I have written before of my ongoing obsession with website performance, particularly when it comes to this website. I’ve put some effort into making it fast and reducing its footprint. Indeed, I often just sit and think about the things I might be able do to shave further milliseconds off its load times.1
You wouldn’t think it would matter. After all, this is a website that, on a good day, might see a hundred page views. So why would I bother?
It’s the intellectual challenge that drives me. I’m curious about the mechanics of networking and the complexities of performance tuning. There’s also the small matter of my pride to consider. When I write about website performance it would be ridiculous if my own didn’t perform well.
I recently switched to a new host because I saw the potential for a performance boost and, this past week, I’ve moved my DNS over to CloudFlare to draw on the benefits of a CDN.
Was it worth it? Hell yes!
The purpose of a CDN is to distribute content from the origin server2 to a series of geographically diverse edge servers.3 Why?

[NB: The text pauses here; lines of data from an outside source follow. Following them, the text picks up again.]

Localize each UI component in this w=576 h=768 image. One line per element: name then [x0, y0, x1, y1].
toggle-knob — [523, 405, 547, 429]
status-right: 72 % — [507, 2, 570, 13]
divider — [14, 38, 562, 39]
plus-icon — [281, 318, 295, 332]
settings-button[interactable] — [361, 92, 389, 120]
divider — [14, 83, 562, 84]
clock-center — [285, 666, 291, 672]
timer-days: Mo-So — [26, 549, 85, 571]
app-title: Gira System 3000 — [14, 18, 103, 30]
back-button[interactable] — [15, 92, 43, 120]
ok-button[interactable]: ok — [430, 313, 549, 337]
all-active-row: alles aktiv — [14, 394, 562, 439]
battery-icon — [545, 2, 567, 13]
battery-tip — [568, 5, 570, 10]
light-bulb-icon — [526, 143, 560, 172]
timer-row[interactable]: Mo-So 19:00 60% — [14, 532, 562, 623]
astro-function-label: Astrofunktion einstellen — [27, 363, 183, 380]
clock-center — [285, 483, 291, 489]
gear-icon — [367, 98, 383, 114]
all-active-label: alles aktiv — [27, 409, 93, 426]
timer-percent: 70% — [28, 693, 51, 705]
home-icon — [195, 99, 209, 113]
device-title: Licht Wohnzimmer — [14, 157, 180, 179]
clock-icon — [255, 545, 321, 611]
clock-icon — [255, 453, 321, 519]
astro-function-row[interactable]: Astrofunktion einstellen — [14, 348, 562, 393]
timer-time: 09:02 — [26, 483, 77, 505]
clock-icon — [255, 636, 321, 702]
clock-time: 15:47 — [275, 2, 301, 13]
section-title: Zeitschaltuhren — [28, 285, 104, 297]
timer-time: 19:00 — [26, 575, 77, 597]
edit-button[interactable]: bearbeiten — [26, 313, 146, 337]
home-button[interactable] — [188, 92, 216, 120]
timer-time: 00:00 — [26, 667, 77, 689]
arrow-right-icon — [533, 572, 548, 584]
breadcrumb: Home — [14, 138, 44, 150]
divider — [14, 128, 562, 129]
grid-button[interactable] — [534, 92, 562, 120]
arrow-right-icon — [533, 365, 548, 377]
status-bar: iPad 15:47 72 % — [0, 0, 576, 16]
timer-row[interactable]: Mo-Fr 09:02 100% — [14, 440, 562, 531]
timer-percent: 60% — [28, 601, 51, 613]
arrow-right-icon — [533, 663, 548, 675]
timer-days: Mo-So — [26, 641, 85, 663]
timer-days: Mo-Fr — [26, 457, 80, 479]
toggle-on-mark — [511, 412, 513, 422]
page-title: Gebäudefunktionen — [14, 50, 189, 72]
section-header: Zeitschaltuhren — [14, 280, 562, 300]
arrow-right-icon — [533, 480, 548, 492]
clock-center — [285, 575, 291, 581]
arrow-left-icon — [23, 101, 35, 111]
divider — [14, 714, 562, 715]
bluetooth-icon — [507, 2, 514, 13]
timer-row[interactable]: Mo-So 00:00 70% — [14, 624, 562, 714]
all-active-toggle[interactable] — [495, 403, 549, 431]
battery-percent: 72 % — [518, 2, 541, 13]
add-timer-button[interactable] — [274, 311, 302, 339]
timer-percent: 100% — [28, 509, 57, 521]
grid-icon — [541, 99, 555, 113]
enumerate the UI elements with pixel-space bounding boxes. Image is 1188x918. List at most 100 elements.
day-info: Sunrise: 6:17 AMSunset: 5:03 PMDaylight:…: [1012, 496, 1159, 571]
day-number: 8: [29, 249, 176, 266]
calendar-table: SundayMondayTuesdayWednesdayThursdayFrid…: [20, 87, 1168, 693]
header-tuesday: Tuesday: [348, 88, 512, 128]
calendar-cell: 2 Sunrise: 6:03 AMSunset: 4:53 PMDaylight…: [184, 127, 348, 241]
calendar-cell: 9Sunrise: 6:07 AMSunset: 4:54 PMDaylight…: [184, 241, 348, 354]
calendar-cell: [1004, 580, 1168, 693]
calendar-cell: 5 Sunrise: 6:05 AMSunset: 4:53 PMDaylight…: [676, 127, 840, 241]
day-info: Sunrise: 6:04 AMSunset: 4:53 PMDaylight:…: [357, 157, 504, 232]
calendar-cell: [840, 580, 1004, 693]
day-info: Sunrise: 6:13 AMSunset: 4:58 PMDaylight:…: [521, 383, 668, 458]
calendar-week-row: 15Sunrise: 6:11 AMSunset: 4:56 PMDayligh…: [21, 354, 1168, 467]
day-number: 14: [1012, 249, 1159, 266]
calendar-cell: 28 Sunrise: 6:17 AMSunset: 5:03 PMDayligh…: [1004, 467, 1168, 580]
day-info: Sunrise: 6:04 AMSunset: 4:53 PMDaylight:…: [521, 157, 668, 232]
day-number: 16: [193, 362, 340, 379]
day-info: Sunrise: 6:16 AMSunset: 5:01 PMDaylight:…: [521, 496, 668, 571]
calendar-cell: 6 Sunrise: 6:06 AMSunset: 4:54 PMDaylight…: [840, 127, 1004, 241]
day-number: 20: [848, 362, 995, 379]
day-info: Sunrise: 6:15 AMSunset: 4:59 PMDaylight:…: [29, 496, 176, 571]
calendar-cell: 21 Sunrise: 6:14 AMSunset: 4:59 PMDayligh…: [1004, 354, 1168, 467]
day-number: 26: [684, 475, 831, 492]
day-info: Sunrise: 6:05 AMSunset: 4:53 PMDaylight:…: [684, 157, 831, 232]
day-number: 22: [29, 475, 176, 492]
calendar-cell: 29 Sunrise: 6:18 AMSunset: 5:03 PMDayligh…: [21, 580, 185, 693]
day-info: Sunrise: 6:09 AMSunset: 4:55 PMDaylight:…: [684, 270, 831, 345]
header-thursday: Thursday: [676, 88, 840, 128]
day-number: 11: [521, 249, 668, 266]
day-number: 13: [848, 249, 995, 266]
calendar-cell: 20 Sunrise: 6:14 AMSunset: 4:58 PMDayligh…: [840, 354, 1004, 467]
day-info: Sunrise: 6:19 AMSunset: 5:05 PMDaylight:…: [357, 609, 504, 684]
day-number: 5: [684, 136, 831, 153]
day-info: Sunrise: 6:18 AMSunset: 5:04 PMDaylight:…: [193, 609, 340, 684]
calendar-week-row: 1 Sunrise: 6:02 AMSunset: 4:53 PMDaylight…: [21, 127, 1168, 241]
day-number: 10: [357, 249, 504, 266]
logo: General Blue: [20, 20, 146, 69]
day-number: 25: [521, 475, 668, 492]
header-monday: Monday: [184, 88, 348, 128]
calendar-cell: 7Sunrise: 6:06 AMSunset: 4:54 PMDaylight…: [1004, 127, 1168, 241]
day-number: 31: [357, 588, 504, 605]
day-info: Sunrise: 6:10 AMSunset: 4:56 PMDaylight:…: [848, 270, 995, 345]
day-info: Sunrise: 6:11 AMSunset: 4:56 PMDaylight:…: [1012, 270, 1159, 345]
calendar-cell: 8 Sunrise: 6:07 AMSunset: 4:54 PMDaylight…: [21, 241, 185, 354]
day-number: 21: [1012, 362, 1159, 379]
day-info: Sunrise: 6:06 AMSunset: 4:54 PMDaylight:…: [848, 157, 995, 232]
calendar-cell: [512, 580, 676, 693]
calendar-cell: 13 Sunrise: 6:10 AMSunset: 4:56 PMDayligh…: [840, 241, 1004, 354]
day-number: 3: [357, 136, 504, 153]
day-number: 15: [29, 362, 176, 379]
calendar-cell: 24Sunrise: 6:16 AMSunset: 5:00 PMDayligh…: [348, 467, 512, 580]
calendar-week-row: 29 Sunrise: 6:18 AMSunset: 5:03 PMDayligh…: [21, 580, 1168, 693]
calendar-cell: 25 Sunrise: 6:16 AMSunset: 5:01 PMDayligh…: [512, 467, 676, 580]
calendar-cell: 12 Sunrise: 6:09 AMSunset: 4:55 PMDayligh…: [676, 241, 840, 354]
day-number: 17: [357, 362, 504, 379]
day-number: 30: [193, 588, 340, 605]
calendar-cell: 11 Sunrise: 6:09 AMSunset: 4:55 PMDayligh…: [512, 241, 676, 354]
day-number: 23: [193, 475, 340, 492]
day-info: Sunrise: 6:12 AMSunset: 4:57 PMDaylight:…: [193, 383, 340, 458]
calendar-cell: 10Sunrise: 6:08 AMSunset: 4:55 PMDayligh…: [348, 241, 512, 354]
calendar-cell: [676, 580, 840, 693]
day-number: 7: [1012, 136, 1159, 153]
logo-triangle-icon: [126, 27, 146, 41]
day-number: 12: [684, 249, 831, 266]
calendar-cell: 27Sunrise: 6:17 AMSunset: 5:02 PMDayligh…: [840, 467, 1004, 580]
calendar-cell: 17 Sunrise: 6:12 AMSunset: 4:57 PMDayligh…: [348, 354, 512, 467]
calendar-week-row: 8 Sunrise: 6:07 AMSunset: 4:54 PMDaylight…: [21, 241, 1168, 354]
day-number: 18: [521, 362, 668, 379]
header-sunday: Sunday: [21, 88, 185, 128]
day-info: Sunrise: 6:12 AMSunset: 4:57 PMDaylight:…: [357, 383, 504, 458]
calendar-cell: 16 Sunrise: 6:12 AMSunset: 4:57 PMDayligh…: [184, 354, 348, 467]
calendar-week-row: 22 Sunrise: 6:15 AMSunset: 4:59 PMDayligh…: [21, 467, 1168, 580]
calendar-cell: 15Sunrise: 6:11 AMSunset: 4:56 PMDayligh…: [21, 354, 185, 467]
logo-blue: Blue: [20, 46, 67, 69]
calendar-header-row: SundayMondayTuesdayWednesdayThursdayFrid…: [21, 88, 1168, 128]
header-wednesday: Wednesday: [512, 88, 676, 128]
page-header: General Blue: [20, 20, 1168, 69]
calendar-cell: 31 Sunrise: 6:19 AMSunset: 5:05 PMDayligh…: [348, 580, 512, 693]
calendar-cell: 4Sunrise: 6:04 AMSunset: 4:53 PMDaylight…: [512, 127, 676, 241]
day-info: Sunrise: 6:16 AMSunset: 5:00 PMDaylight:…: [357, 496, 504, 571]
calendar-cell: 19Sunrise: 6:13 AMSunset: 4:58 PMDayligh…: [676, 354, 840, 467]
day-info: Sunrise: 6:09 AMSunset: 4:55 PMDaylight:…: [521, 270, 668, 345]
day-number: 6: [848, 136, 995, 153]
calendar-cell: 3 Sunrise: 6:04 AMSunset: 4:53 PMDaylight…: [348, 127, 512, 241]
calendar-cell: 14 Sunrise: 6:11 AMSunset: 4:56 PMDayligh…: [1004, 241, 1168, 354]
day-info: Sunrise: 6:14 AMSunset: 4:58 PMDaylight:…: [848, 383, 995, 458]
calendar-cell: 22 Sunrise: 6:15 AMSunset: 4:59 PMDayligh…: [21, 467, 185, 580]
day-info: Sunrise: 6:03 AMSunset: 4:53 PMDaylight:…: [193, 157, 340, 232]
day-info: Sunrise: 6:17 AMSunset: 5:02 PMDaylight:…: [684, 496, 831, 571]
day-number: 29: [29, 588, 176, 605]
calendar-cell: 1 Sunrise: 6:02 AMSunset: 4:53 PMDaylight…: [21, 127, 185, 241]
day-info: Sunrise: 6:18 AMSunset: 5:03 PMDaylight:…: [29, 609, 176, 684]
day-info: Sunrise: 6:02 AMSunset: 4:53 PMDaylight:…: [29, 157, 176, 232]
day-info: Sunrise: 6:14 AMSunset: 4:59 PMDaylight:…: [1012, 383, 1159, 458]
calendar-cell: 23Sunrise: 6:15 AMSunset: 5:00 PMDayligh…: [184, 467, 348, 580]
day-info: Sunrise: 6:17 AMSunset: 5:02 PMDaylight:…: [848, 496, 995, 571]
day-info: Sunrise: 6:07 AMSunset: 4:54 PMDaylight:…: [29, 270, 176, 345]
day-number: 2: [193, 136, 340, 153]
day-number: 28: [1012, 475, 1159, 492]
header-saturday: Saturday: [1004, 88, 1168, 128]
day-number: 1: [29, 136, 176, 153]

My origin server is physically located in England. When I browse my website there are only a small number of “hops” to the server, so I see content delivery speeds in the sub-500ms range. However, the network stack of a user in, say, San Francisco, has to negotiate a journey around half the planet if she is to read my rambling words. With more network hops to negotiate, each introducing a little latency, her browsing on the Perpetual βeta would be somewhat slower than mine.4
The situation changes with a CDN in place. My user in San Francisco won’t necessarily connect to my server at all. She might connect instead to a server in, for example, Los Angeles. She will definitely connect to a server that is physically closer to her location than the origin server. The number of network hops is fewer, the latency is lower and her browsing is faster.
There are other benefits to a CDN: reduced load on the origin server; increased survivability, increased security, increased scalability…
Another cool thing I’ve got with CloudFlare is that this website now supports SPDY.™ This is a next generation web-transport protocol “with particular goals of reducing web page load latency and improving web security,” according to the Wikipedia entry on the topic. It goes on to say:
“SPDY achieves reduced latency through compression, multiplexing, and prioritization although this depends on a combination of network and website deployment conditions.”
Browser support for SPDY is good and improving, so it’s nice to know that I am able to use this to further my performance goals.